The centerpiece of HSO’s standard development process is the rigorous engagement and consultation that will be taking place this spring onwards. To kick off the process, we released an online survey that we encourage all Canadians to provide their input into as it will help shape the scope of the new standard. We will be eager to have the cooperation and collaboration of groups such as the WeRPN to make this public consultation exercise, the largest in HSO’s history, a success.                                               

I believe the devastating consequences of COVID-19 only highlighted long-standing and deeply problematic issues in LTC homes that RPNs know all too well. That’s what new standards are meant to do; to take hard lessons and turn them into quality improvement programs designed to help us be better prepared to deliver better care overall and be much better prepared in the face of the next pandemic.

Standards development organizations such as HSO are independent of governments and politics of all kinds. The reason Canadians have confidence in national standards is precisely because of that independence. This particular standard is attracting a lot of attention from everyone, and because of that we are committed to proceeding with the work in an open, transparent and independent fashion. Our focus is squarely on residents of long-term care homes across Canada, their loved ones, and the health professionals who care for them.

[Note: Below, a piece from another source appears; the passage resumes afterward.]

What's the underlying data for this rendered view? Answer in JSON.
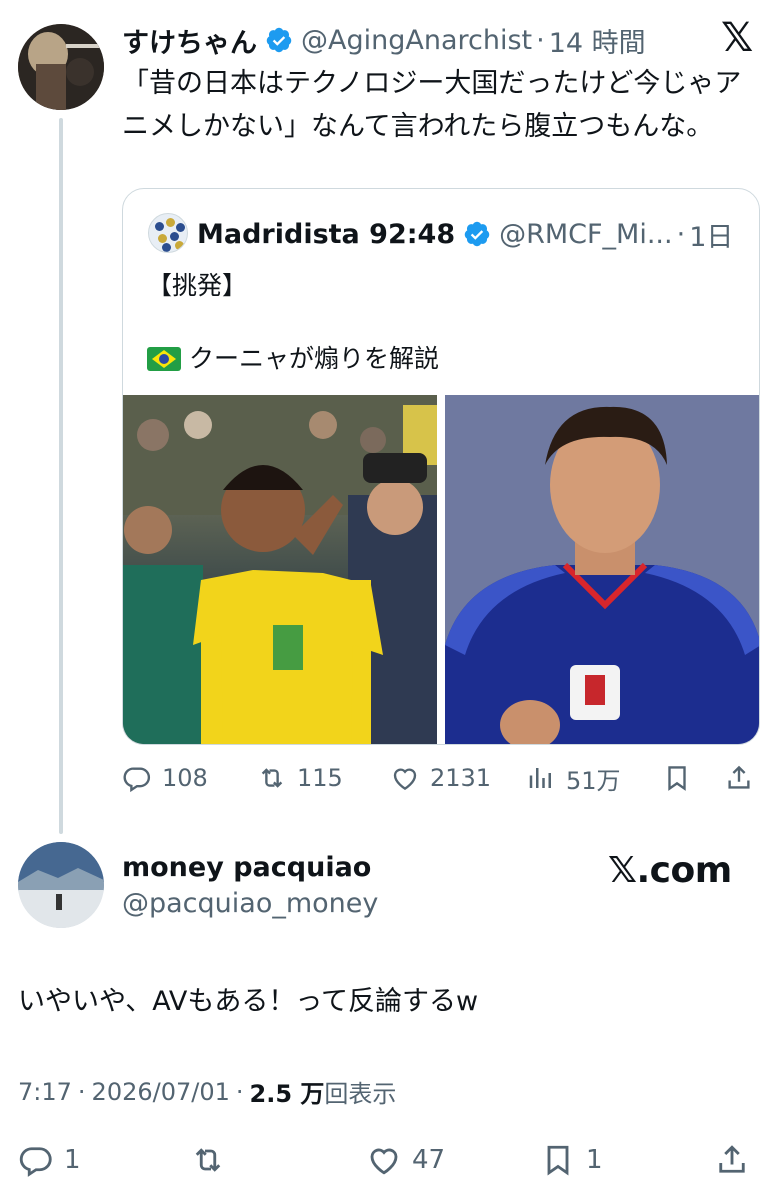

National Standards of Canada are used in every sector, in every jurisdiction in Canada. One way the new National Long-Term Care Services standard will be used is part of the integrated assessment programs already in place in nearly 60 percent of long-term care homes in the country. Organizations that participate in accreditation programs with HSO’s affiliate Accreditation Canada, in every province and territory except Nunavut, will automatically follow the new long-term care standard when it is ready to be incorporated into existing assessment programs beginning in 2022. The recent announcement that the federal government will be providing $3 billion in additional funding to support the implementation of the new national LTC standards beginning in 2022 will ensure that funding and support is available to help make this new standard a reality in all Canadian LTC homes.

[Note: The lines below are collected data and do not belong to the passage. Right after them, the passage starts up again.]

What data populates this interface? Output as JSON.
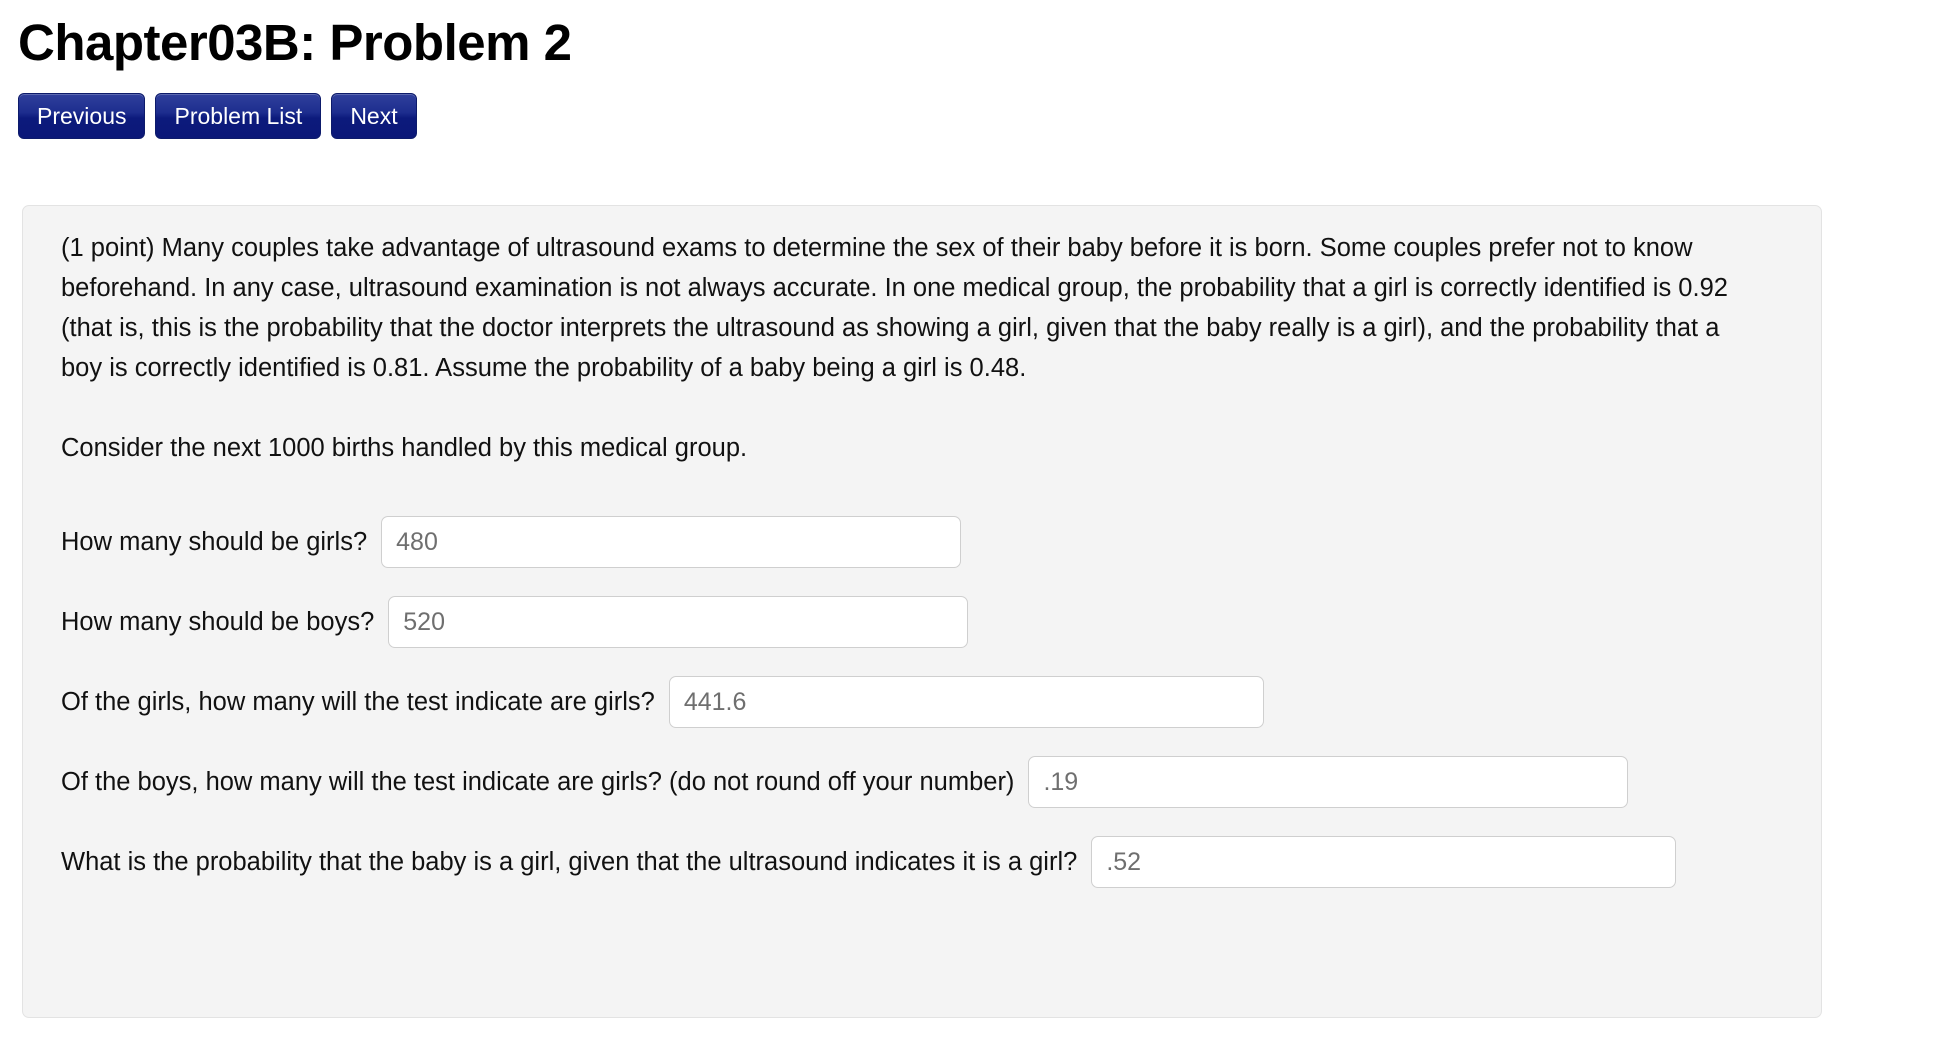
{
  "page": {
    "title": "Chapter03B: Problem 2"
  },
  "nav": {
    "previous_label": "Previous",
    "problem_list_label": "Problem List",
    "next_label": "Next"
  },
  "problem": {
    "statement": "(1 point) Many couples take advantage of ultrasound exams to determine the sex of their baby before it is born. Some couples prefer not to know beforehand. In any case, ultrasound examination is not always accurate. In one medical group, the probability that a girl is correctly identified is 0.92 (that is, this is the probability that the doctor interprets the ultrasound as showing a girl, given that the baby really is a girl), and the probability that a boy is correctly identified is 0.81. Assume the probability of a baby being a girl is 0.48.",
    "instruction": "Consider the next 1000 births handled by this medical group.",
    "questions": [
      {
        "label": "How many should be girls?",
        "value": "480"
      },
      {
        "label": "How many should be boys?",
        "value": "520"
      },
      {
        "label": "Of the girls, how many will the test indicate are girls?",
        "value": "441.6"
      },
      {
        "label": "Of the boys, how many will the test indicate are girls? (do not round off your number)",
        "value": ".19"
      },
      {
        "label": "What is the probability that the baby is a girl, given that the ultrasound indicates it is a girl?",
        "value": ".52"
      }
    ]
  },
  "colors": {
    "button_navy_top": "#30409c",
    "button_navy_bottom": "#0b1878",
    "panel_background": "#f4f4f4",
    "panel_border": "#e3e3e3",
    "input_border": "#cfcfcf",
    "input_text": "#6f6f6f"
  }
}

In short, although this particular national standard of Canada for long-term care will be new, national standards of Canada in health and social services are not.

I look forward to the work, and to collaborating with RPNs across Canada on this important work ahead. I was thrilled to see RPNs across Canada apply to sit on our Technical Committee whose membership is currently being finalized, but how some have also participated in our current national online survey.  I hope every RPN who is working in LTC homes will participate in our survey, so we ensure we know what needs to change and what the new standards need to reflect to greatly improve the provision of long-term care for those who live and work in these settings.

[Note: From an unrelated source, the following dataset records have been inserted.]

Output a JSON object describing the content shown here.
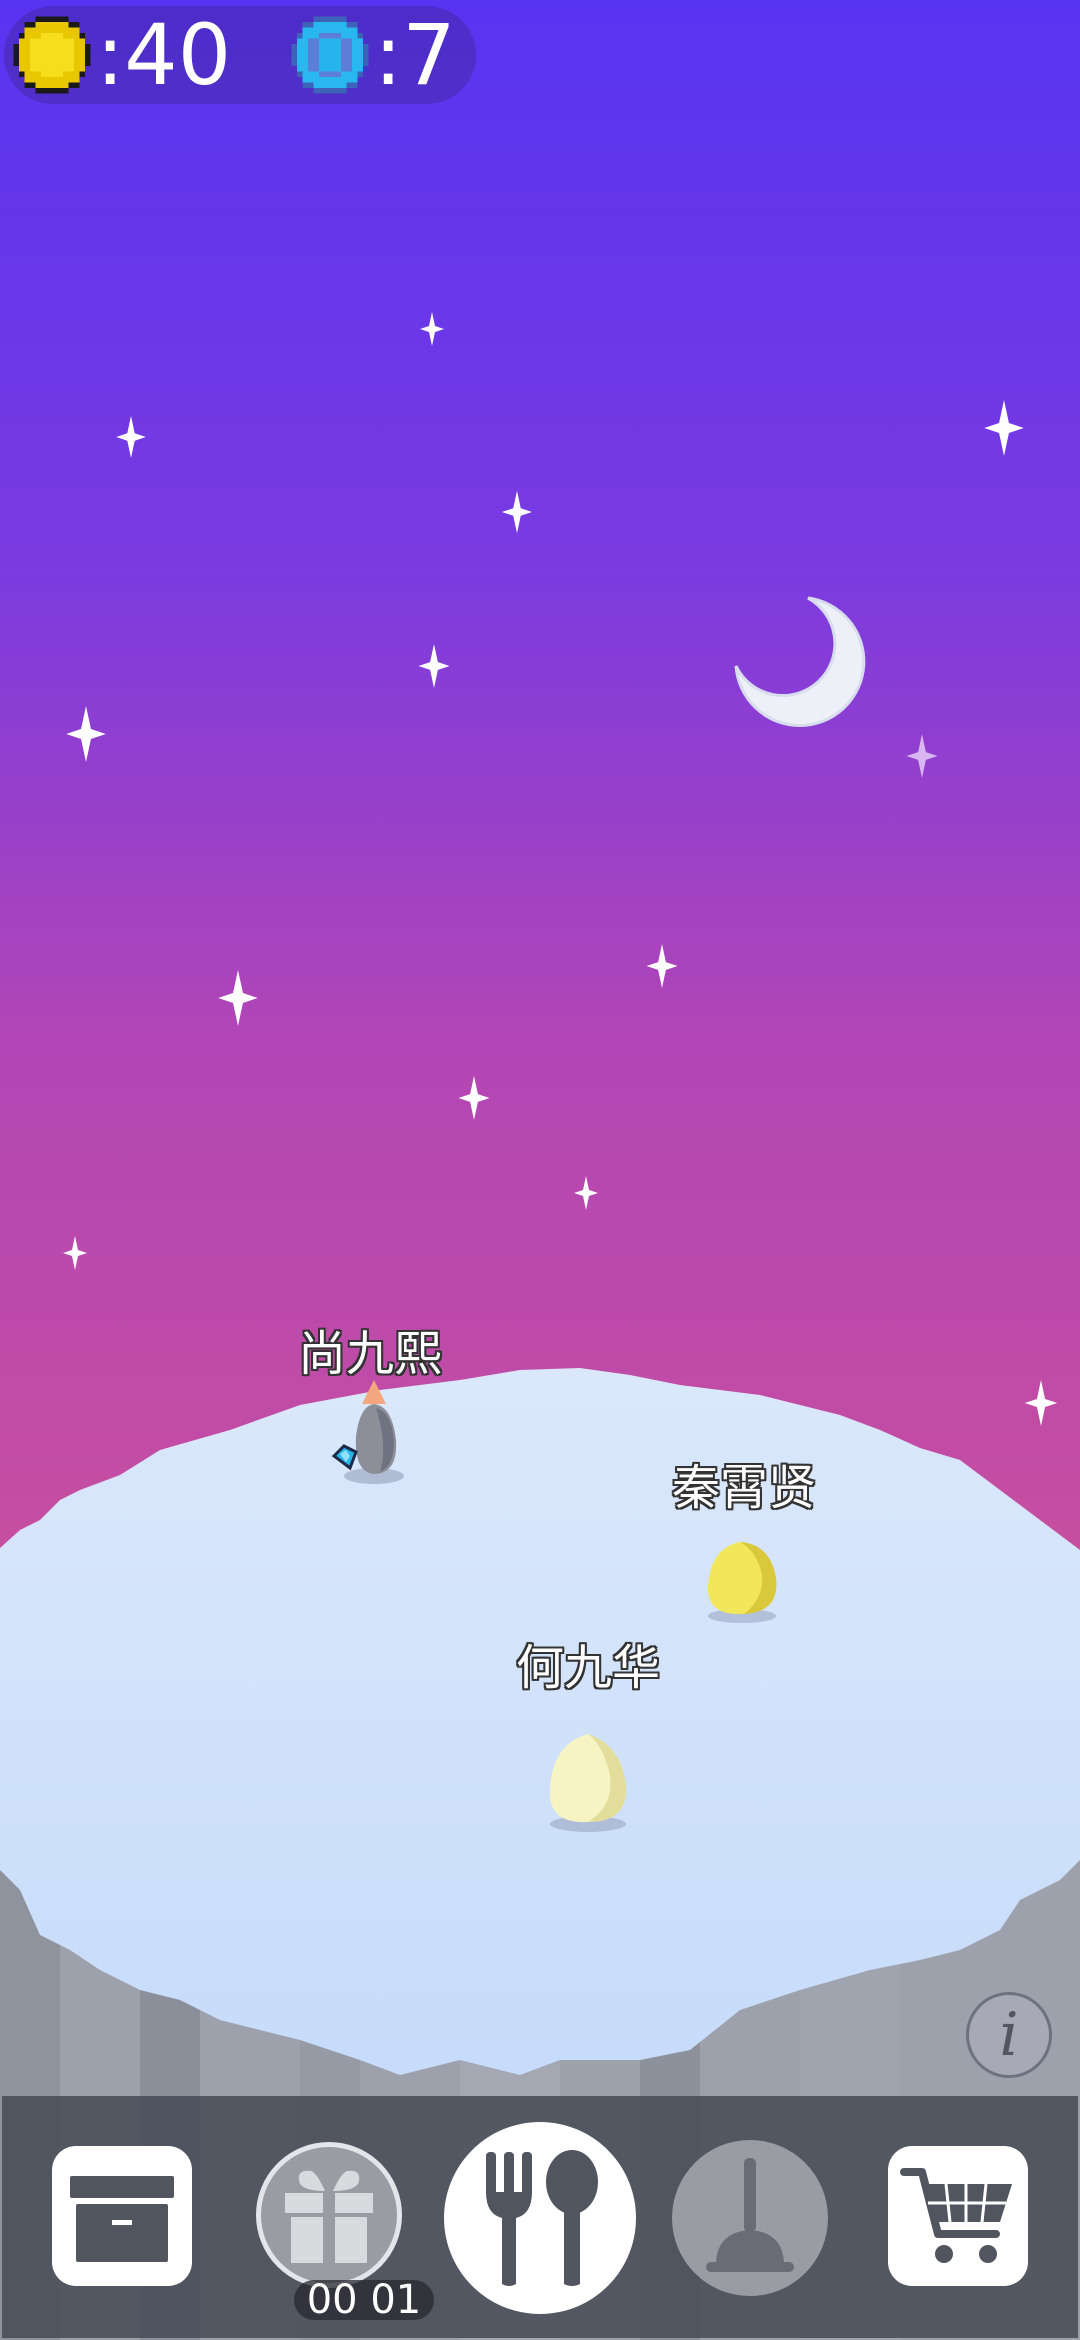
{
  "hud": {
    "coins": ":40",
    "gems": ":7",
    "coin_icon": "gold-coin-icon",
    "gem_icon": "blue-gem-icon"
  },
  "pets": [
    {
      "name": "尚九熙",
      "kind": "grey-egg-pet"
    },
    {
      "name": "秦霄贤",
      "kind": "yellow-egg-pet"
    },
    {
      "name": "何九华",
      "kind": "cream-egg-pet"
    }
  ],
  "toolbar": {
    "storage_icon": "storage-box-icon",
    "gift_icon": "gift-icon",
    "gift_timer": "00 01",
    "feed_icon": "fork-spoon-icon",
    "clean_icon": "plunger-icon",
    "shop_icon": "shopping-cart-icon"
  },
  "info_button": {
    "icon": "info-icon",
    "label": "i"
  },
  "colors": {
    "sky_top": "#5a36f0",
    "sky_mid": "#8f3fd0",
    "sky_bottom": "#c84ea0",
    "ground": "#cfe2fb",
    "cliff": "#9fa3ae"
  }
}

Please provide your input to the development of Canada’s new LTC Standard by completing the current National Survey HERE

About Dr. Samir Sinha

Dr Samir Sinha is a passionate and well- respected advocate for the needs of older adults. He’s currently the Director of Geriatrics at Mount Sinai and the University Health Network Hospitals in Toronto. He was recently appointed the Peter and Shelagh Godsoe Chair in Geriatrics at Mount Sinai Hospital.

In 2012 he was appointed by the Government of Ontario to serve as the expert lead of Ontario’s Seniors Strategy. He is also an Assistant Professor in the Departments of Medicine, Family and Community Medicine, and the Institute of Health Policy, Management and Evaluation at the University of Toronto and an Assistant Professor of Medicine at the Johns Hopkins University School of Medicine.

Dr. Sinha’s a Rhodes scholar, who after completing his undergraduate medical studies at the University of Western Ontario, obtained a Masters in Medical History as well as a Doctorate in Sociology from the University of Oxford’s Institute of Ageing.

He has consulted and advised hospitals in Britain, Canada, the United States, and China.